What has been running through my mind over the past few weeks is an essay written in 1894 by a long-forgotten defender of liberty named Auberon Herbert: “The Ethics of Dynamite.” Dynamite was a new technology then, the first modern high explosive, and Herbert was specifically referring to a European craze of mad bombers who adopted this new weapon as their tool for lashing out at the rest of society and trying to terrorize people into adopting their half-baked political programs. Basically, it was Ted Kaczynski, The Early Years.

The good citizens of the world were quite scandalized by this trend of dynamite bombers, but what Herbert pointed out was that the dynamiter was simply the most consistent form, the reductio ad aburdum, of the increasingly influential new theory of government. Dynamite, he wrote, “is a purer essence of government, more concentrated and intensified, than has ever yet been employed. It is government in a nutshell.” In other words: do what I say, or die. He hailed it as the ultimate product of the “doctrine of deified force.”
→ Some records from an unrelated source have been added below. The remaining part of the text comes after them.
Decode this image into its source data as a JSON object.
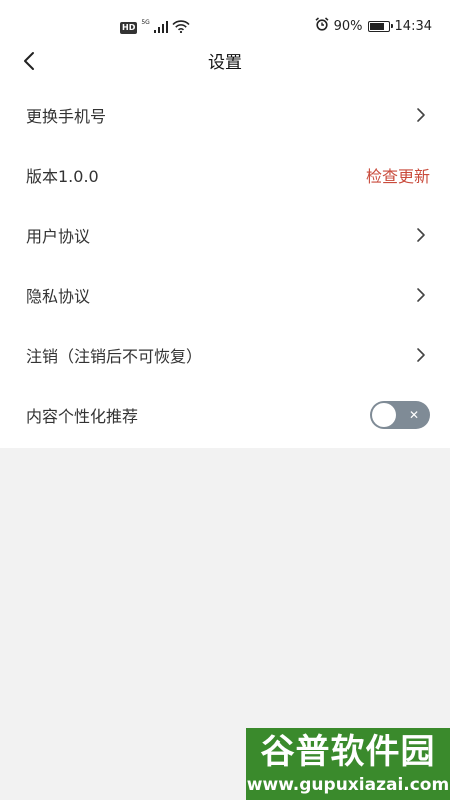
{
  "status_bar": {
    "hd": "HD",
    "network": "5G",
    "battery": "90%",
    "battery_level": 0.9,
    "time": "14:34"
  },
  "header": {
    "title": "设置",
    "back_icon": "chevron-left-icon"
  },
  "settings": {
    "change_phone": "更换手机号",
    "version": "版本1.0.0",
    "check_update": "检查更新",
    "user_agreement": "用户协议",
    "privacy_agreement": "隐私协议",
    "deregister": "注销（注销后不可恢复）",
    "personalized_recommend": "内容个性化推荐",
    "personalized_recommend_enabled": false
  },
  "colors": {
    "accent_update": "#c94b3c",
    "toggle_off": "#7f8b96",
    "page_bg": "#f2f2f2",
    "list_bg": "#ffffff",
    "watermark_bg": "#3a8a2c"
  },
  "watermark": {
    "title": "谷普软件园",
    "url": "www.gupuxiazai.com"
  }
}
We are living now in this new world of dynamite. No wonder our political rhetoric is so explosive.

All of our politics today is a threat to coerce, or resentment against coercion, or a plan to coerce people in a different and supposedly better way. If the end goal is coercion, no wonder people fantasize about using force or violence as the means. No wonder they grow so livid when the wrong person gets into office and dares to control the apparatus of coercion they created. And it’s no wonder they fantasize about bumping him off.

There’s a reason there is not merely a legal but a cultural taboo against threatening to assassinate the president, no matter who he is, or against killing political leaders. We don’t want a political system that is ruled by force. But if we want to lower the stakes of politics and pull people back from the edge of quasi-murderous rage, we need a much stronger taboo against the threat of coercion against anyone. We need to defuse the “doctrine of deified force.”